15. In State Wakf Board, Madras v. Abdul Azeez Sahib and Ors. (sic) the Division Bench while disposing of the letters patent appeal instituted, by the Wakf Board of the Madras State, represented by its Secretary, from the judgment of the Single Judge in Civil Miscellaneous Petition No. 6252 of 1964 in Second Appeal No. 965 of 1961, observed that even if the Chairman of the State Wakf Board obtains knowledge of a pending proceeding in some informal manner or in a context that has no relation to the functions of the State Wakf Board, it cannot be presumed that such knowledge is the official knowledge of the Chairman and by a further process of reasoning list it is the knowledge of the Wakf Board itself. In the facts and circumstances of that case their Lordships held that the application filed under Section 57(3) of the Wakf Act was within time, and as a necessary corollary it was incumbent upon the court to allow the appeal. Their Lordships accepted the appeal aid declared (he decree passed in the Second Appeal as void within the meaning of express language of Section 57(5) of Act No. XXXI of 1954. In this case it has not been made clear whether the appeal before the Division Bench of the Madras High Court was filed after obtaining leave or not and as such this case can not be of much avail to either of the parties.

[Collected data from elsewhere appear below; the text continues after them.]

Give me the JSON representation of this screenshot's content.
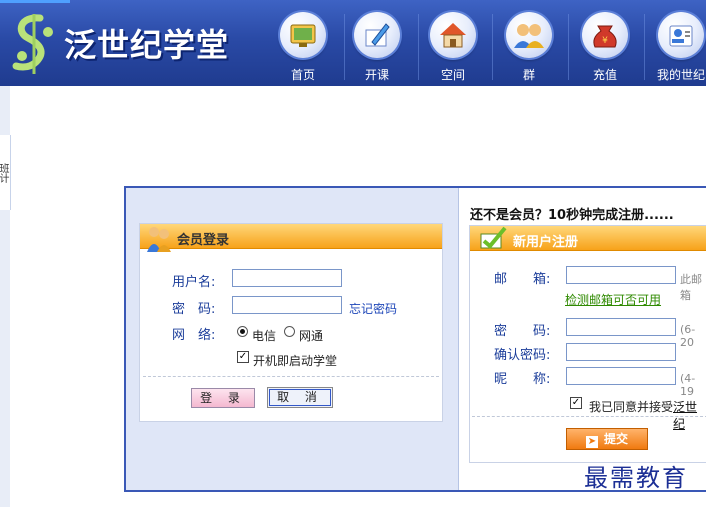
{
  "header": {
    "logo_text": "泛世纪学堂",
    "nav": [
      {
        "label": "首页",
        "icon": "home-screen-icon"
      },
      {
        "label": "开课",
        "icon": "pencil-paper-icon"
      },
      {
        "label": "空间",
        "icon": "house-icon"
      },
      {
        "label": "群",
        "icon": "group-people-icon"
      },
      {
        "label": "充值",
        "icon": "money-bag-icon"
      },
      {
        "label": "我的世纪",
        "icon": "user-card-icon"
      }
    ]
  },
  "sidebar": {
    "tab_label": "班计"
  },
  "login": {
    "title": "会员登录",
    "username_label": "用户名:",
    "username_value": "",
    "password_label": "密　码:",
    "password_value": "",
    "forgot_link": "忘记密码",
    "network_label": "网　络:",
    "network_options": [
      "电信",
      "网通"
    ],
    "network_selected": "电信",
    "autostart_label": "开机即启动学堂",
    "autostart_checked": true,
    "login_button": "登 录",
    "cancel_button": "取 消"
  },
  "register": {
    "headline": "还不是会员？10秒钟完成注册......",
    "title": "新用户注册",
    "email_label": "邮　　箱:",
    "email_value": "",
    "email_hint": "此邮箱",
    "check_email_link": "检测邮箱可否可用",
    "password_label": "密　　码:",
    "password_value": "",
    "password_hint": "(6-20",
    "confirm_label": "确认密码:",
    "confirm_value": "",
    "nickname_label": "昵　　称:",
    "nickname_value": "",
    "nickname_hint": "(4-19",
    "agree_label": "我已同意并接受",
    "agree_link": "泛世纪",
    "agree_checked": true,
    "submit_button": "提交"
  },
  "watermark": "最需教育",
  "colors": {
    "header_blue": "#2a4aa6",
    "panel_border": "#3a58b6",
    "orange": "#f7a21a",
    "link_blue": "#1d46b8",
    "link_green": "#2f8a00"
  }
}
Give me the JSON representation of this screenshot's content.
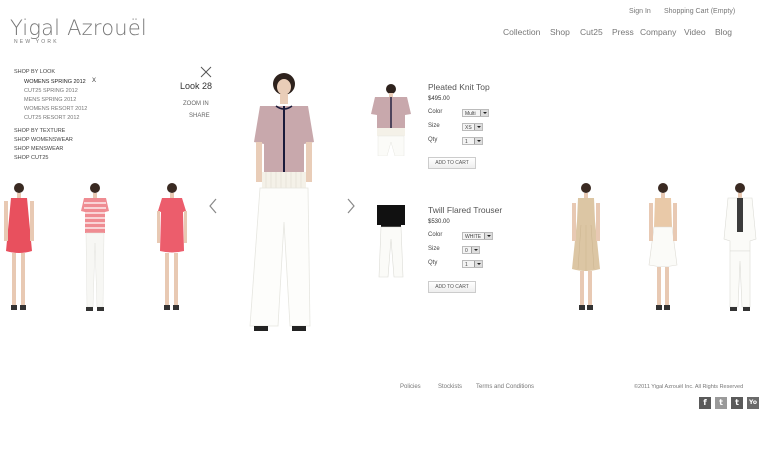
{
  "brand": {
    "name": "Yigal Azrouël",
    "sub": "NEW YORK"
  },
  "utility": {
    "sign_in": "Sign In",
    "cart": "Shopping Cart (Empty)"
  },
  "nav": [
    "Collection",
    "Shop",
    "Cut25",
    "Press",
    "Company",
    "Video",
    "Blog"
  ],
  "menu": {
    "shop_by_look": "SHOP BY LOOK",
    "looks": [
      {
        "label": "WOMENS SPRING 2012",
        "active": true,
        "remove": "X"
      },
      {
        "label": "CUT25 SPRING 2012"
      },
      {
        "label": "MENS SPRING 2012"
      },
      {
        "label": "WOMENS RESORT 2012"
      },
      {
        "label": "CUT25 RESORT 2012"
      }
    ],
    "other": [
      "SHOP BY TEXTURE",
      "SHOP WOMENSWEAR",
      "SHOP MENSWEAR",
      "SHOP CUT25"
    ]
  },
  "look": {
    "title": "Look 28",
    "zoom": "ZOOM IN",
    "share": "SHARE"
  },
  "products": [
    {
      "name": "Pleated Knit Top",
      "price": "$495.00",
      "color_label": "Color",
      "color_value": "Multi",
      "size_label": "Size",
      "size_value": "XS",
      "qty_label": "Qty",
      "qty_value": "1",
      "cart_label": "ADD TO CART"
    },
    {
      "name": "Twill Flared Trouser",
      "price": "$530.00",
      "color_label": "Color",
      "color_value": "WHITE",
      "size_label": "Size",
      "size_value": "0",
      "qty_label": "Qty",
      "qty_value": "1",
      "cart_label": "ADD TO CART"
    }
  ],
  "footer": {
    "links": [
      "Policies",
      "Stockists",
      "Terms and Conditions"
    ],
    "copyright": "©2011 Yigal Azrouël Inc. All Rights Reserved",
    "social": [
      {
        "icon": "facebook-icon",
        "glyph": "f",
        "color": "#5a5a5a"
      },
      {
        "icon": "twitter-icon",
        "glyph": "t",
        "color": "#9a9a9a"
      },
      {
        "icon": "tumblr-icon",
        "glyph": "t",
        "color": "#5a5a5a"
      },
      {
        "icon": "youtube-icon",
        "glyph": "Yo",
        "color": "#6a6a6a"
      }
    ]
  }
}
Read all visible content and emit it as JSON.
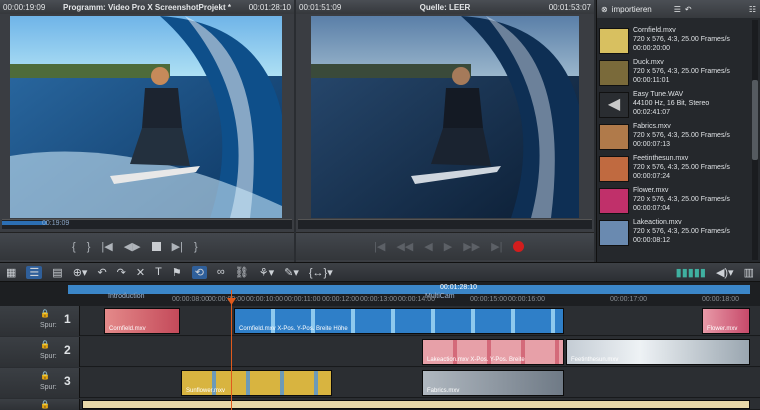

16. The cases relied upon by the learned Counsel for the respondents are distinguishable on facts. In all those cases the proceedings were between the same parties or their legal representatives, and the relief sought was for amendment or setting aside the decree or order passed by the concerned court in exercise of its second appellate jurisdiction, whereas in the case, on hand the appeal is sought to be filed against an order which has been passed in independent proceedings though ultimately affecting the validity of the decree passed in the second appeal. An application under Section 57(3) can be filed before the Original court also against its decree. We are, therefore, satisfied that whatever the type of function that the court performs under Section 57(3) of the Act, when an application is received by the aggrieved party, it is not certainly second appellate jurisdiction contemplated by Section 18(2) of the Ordinance.
17. We do not find any merit in the preliminary objection raised by the learned Counsel for the respondents, and is disallowed.